Your answer is correct if:
I think the most challenging part of the question is determining $g$. For $-2 \le x < 0$, we must show that $$\max_{-2 \le t < x} t^2 - |t| = 2,$$ which we observe by noting that when $t < x < 0$, $f(t) = t^2 + t$, hence the global extrema occur at $f'(t) = 2t + 1 = 0$ or at an endpoint of the interval $[-2, x]$. Moreover, if $x < -1/2$ the critical point $t = -1/2$ is not allowed and the global extremum is at $t = -2$. If $-1/2 \le x < 0$, we have candidates $$t \in \{-2, -1/2, x\},$$ at which the function takes on values $$(t, f(t)) \in \{(-2, 2), (-1/2, -1/4), (x, x^2 + x)\}.$$ Again, the global maximum occurs at $t = -2$, so for all $-2 \le x < 0$, $g(x) = 2$.

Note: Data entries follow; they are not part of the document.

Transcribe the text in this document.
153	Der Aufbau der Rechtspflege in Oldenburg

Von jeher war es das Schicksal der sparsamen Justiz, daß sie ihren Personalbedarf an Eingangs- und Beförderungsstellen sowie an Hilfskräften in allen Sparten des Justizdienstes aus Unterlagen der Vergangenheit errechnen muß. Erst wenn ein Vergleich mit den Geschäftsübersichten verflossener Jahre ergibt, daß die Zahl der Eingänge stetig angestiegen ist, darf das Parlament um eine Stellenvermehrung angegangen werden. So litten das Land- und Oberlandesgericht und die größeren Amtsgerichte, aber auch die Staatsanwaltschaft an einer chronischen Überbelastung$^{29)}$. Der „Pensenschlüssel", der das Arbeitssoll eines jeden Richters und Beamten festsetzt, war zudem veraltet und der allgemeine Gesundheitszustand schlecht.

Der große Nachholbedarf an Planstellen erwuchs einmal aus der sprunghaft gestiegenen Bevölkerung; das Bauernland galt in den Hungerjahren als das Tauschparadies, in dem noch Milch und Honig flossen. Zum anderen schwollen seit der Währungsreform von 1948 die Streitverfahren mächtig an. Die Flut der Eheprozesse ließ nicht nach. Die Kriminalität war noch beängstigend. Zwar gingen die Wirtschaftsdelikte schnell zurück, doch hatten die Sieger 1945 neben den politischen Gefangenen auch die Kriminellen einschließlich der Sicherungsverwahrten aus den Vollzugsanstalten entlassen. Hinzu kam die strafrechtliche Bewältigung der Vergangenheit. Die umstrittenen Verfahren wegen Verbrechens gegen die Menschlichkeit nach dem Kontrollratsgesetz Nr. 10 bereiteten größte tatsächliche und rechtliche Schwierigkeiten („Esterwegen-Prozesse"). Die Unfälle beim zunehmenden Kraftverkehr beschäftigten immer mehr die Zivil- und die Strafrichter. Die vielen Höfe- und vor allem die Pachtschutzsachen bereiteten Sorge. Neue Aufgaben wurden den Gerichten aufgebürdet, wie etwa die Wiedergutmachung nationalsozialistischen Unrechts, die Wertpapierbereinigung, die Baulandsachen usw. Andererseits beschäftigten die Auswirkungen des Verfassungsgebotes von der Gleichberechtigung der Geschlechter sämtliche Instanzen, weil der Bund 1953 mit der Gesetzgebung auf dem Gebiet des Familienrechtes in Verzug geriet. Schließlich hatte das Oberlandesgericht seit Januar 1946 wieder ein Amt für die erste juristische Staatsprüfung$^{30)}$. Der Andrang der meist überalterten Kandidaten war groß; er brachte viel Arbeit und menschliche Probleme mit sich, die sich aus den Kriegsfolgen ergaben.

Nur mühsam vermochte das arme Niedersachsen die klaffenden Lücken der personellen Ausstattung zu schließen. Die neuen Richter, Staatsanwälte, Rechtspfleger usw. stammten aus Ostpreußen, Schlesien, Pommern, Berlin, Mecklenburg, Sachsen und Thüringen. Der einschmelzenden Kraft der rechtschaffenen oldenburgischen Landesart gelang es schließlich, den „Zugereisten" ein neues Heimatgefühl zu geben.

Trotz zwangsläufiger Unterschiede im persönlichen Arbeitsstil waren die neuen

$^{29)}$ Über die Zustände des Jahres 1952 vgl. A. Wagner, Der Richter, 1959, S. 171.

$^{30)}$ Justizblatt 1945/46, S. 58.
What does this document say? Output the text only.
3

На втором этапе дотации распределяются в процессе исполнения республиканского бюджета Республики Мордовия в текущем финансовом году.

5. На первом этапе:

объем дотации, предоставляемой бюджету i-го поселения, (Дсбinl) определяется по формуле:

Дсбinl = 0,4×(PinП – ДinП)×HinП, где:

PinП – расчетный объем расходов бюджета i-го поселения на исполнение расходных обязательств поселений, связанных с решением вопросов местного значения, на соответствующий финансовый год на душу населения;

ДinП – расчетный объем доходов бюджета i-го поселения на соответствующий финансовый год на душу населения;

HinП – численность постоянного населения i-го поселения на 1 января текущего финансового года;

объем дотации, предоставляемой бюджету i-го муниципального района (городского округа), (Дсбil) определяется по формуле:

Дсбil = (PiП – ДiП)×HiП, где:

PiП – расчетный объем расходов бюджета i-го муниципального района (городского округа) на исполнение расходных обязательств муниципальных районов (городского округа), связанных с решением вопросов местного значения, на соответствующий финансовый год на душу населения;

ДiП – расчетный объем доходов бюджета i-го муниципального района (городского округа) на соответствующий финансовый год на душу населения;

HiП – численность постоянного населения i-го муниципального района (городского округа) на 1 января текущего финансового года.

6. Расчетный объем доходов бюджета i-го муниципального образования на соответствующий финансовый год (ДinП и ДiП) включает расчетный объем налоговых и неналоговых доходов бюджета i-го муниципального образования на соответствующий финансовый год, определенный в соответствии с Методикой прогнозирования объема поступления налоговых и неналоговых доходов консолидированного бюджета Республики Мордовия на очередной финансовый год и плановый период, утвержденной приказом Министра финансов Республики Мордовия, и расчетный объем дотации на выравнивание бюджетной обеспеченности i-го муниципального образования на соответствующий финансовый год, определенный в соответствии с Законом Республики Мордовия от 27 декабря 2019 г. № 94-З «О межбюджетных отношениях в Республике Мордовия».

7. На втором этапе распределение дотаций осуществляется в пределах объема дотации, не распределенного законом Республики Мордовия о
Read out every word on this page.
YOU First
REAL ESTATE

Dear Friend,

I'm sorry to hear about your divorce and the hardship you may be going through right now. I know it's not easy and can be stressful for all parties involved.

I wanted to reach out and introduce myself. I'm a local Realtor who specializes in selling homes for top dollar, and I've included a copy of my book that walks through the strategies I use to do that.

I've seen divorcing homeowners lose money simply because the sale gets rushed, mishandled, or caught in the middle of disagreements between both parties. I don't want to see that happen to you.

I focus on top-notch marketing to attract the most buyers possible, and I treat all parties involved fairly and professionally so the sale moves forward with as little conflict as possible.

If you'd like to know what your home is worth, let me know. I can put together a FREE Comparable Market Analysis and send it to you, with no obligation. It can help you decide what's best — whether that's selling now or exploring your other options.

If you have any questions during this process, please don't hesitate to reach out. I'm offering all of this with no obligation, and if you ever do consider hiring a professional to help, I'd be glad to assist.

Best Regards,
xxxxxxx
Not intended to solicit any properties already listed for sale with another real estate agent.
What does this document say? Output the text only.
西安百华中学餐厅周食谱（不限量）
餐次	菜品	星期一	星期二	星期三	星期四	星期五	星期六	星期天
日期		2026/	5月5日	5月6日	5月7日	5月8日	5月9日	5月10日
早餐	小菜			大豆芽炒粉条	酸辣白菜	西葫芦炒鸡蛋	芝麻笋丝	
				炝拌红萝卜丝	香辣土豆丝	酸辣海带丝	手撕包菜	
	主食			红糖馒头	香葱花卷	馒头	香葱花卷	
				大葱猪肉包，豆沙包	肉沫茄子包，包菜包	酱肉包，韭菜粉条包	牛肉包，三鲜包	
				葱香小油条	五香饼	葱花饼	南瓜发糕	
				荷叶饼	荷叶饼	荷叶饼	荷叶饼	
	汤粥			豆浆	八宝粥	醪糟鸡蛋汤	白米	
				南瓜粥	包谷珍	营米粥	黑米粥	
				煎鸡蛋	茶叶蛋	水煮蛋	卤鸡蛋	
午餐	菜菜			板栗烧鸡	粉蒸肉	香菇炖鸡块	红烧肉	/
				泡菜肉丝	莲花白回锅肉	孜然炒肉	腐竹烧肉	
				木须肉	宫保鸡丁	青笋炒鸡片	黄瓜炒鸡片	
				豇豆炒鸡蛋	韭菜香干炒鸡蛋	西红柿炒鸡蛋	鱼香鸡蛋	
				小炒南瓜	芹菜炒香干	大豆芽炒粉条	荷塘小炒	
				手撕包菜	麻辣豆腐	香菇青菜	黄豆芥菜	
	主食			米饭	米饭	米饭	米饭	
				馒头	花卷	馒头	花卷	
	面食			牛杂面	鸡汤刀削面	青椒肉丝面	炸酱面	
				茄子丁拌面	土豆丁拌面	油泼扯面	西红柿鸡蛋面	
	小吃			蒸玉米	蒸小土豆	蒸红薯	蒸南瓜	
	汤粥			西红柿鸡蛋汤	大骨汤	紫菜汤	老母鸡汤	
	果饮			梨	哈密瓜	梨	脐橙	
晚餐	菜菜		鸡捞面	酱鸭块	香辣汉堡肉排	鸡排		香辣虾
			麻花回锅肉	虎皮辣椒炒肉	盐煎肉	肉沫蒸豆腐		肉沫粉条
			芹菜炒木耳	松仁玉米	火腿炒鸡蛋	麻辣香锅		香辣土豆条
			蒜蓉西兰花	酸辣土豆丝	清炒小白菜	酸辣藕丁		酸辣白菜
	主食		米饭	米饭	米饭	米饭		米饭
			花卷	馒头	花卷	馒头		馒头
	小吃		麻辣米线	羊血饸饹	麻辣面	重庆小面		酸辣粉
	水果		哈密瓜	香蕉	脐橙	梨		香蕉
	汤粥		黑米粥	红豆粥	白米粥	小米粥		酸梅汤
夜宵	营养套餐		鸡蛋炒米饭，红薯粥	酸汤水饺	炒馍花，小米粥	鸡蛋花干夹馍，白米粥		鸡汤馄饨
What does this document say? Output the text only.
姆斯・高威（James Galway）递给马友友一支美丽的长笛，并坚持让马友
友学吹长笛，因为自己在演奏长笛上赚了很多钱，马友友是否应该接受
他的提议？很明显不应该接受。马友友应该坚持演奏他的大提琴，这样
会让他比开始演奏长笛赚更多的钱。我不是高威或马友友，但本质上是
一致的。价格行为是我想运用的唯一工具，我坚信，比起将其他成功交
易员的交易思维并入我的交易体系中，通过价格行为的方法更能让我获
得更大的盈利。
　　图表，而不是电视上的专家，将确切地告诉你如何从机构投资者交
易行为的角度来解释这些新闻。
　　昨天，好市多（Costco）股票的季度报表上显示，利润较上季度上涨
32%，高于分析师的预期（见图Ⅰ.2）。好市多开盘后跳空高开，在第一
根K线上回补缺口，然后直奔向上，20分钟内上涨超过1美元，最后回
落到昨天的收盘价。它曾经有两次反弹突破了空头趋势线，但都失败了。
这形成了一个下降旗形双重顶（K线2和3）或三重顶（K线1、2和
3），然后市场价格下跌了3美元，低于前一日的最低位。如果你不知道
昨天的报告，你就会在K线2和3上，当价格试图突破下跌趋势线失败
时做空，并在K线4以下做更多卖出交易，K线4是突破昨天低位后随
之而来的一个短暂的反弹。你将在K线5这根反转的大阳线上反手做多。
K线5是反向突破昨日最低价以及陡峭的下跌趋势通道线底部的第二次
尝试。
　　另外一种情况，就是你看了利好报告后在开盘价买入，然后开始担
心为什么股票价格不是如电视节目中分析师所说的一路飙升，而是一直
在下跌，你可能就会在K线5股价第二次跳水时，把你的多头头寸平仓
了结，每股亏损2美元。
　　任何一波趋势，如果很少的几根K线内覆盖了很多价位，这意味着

Similarly, we consider the case where $1/2 \le x \le 3$ to find that the minimum occurs at $x = 1/2$, hence $g(x) = -1/4$ on this interval. The trickiest part is when $0 \le x < 1/2$, in which case there are no critical points to $f(x) = x^2 - x$ on this interval, and the global minimum for $0 \le t \le x$ is attained at the variable right endpoint $t = x$. All of this, put together, results in your piecewise function $$g(x) = \begin{cases} 2, & -2 \le x < 0 \\ x^2 - x, & 0 \le x \le 1/2 \\ -1/4, & 1/2 < x \le 3. \end{cases}$$